Ondanks haar toewijding had JieLei nog geen sterk getuigenis van het Boek van Mormon. Onze dochter en haar collega wisten dat ze een getuigenis van de Geest nodig had dat de waarheid ervan aan haar bevestigde. Dus bereidden ze een les voor over de Heilige Geest. Toch kregen ze geen goed gevoel bij de voorbereiding van de les. Toen ze erover in gebed gingen, kregen ze het gevoel dat ze beter een les over Jezus Christus konden geven.

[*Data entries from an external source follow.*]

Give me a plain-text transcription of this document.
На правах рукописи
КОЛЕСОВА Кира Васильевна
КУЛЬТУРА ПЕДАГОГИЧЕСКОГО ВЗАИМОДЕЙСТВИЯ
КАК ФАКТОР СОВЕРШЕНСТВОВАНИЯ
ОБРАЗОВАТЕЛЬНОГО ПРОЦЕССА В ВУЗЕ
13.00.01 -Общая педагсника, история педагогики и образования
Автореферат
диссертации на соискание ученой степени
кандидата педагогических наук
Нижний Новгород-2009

Tijdens hun afspraak met JieLei begonnen de zendelingen haar over Jezus Christus te vertellen. De tranen stroomden over haar wangen. Ze bleef vragen: ‘Wat is dit toch voor een gevoel dat ik heb?’ Toen konden zij getuigen dat het de Heilige Geest was. Er gebeurde precies waar zij op gehoopt hadden. Toen realiseerde onze dochter zich dat het een van de opdrachten van de Heilige Geest is om van Christus te getuigen. Jezus heeft gezegd: ‘De Trooster, (…) de Geest der Waarheid (…) zal (…) van Mij getuigen.’2 Onze dochter leerde dat toen zij als getuige van Jezus Christus optrad, de Heilige Geest dat bevestigde. Ook wij treden als getuige op: ‘Wij spreken over Christus, wij verheugen ons in Christus, wij prediken Christus’ en wij vertrouwen op Hem als de bron ‘voor vergeving van [onze] zonden.’3

De rechtschapen koning Benjamin in het Boek van Mormon verzamelde zijn volk bij de tempel zodat hij over Christus kon spreken en Christus kon prediken. Hij onderwees zijn volk in de goedheid, de kracht, de wijsheid, het geduld en bovenal de verzoening van de Heer. Toen hij als getuige optrad, getuigde de Geest tot hen dat Jezus Christus de Heiland is, net zoals Hij tot JieLei had getuigd. Koning Benjamin moedigde zijn volk aan om standvastig in hun geloof in Christus te zijn. De mensen riepen uit:

‘Wij geloven alle woorden die gij tot ons hebt gesproken; (…) dankzij de Geest van de almachtige Heer, die een grote verandering in ons, ofwel in ons hart, heeft teweeggebracht, waardoor wij niet meer geneigd zijn om kwaad te doen, maar wél om voortdurend goed te doen. (…)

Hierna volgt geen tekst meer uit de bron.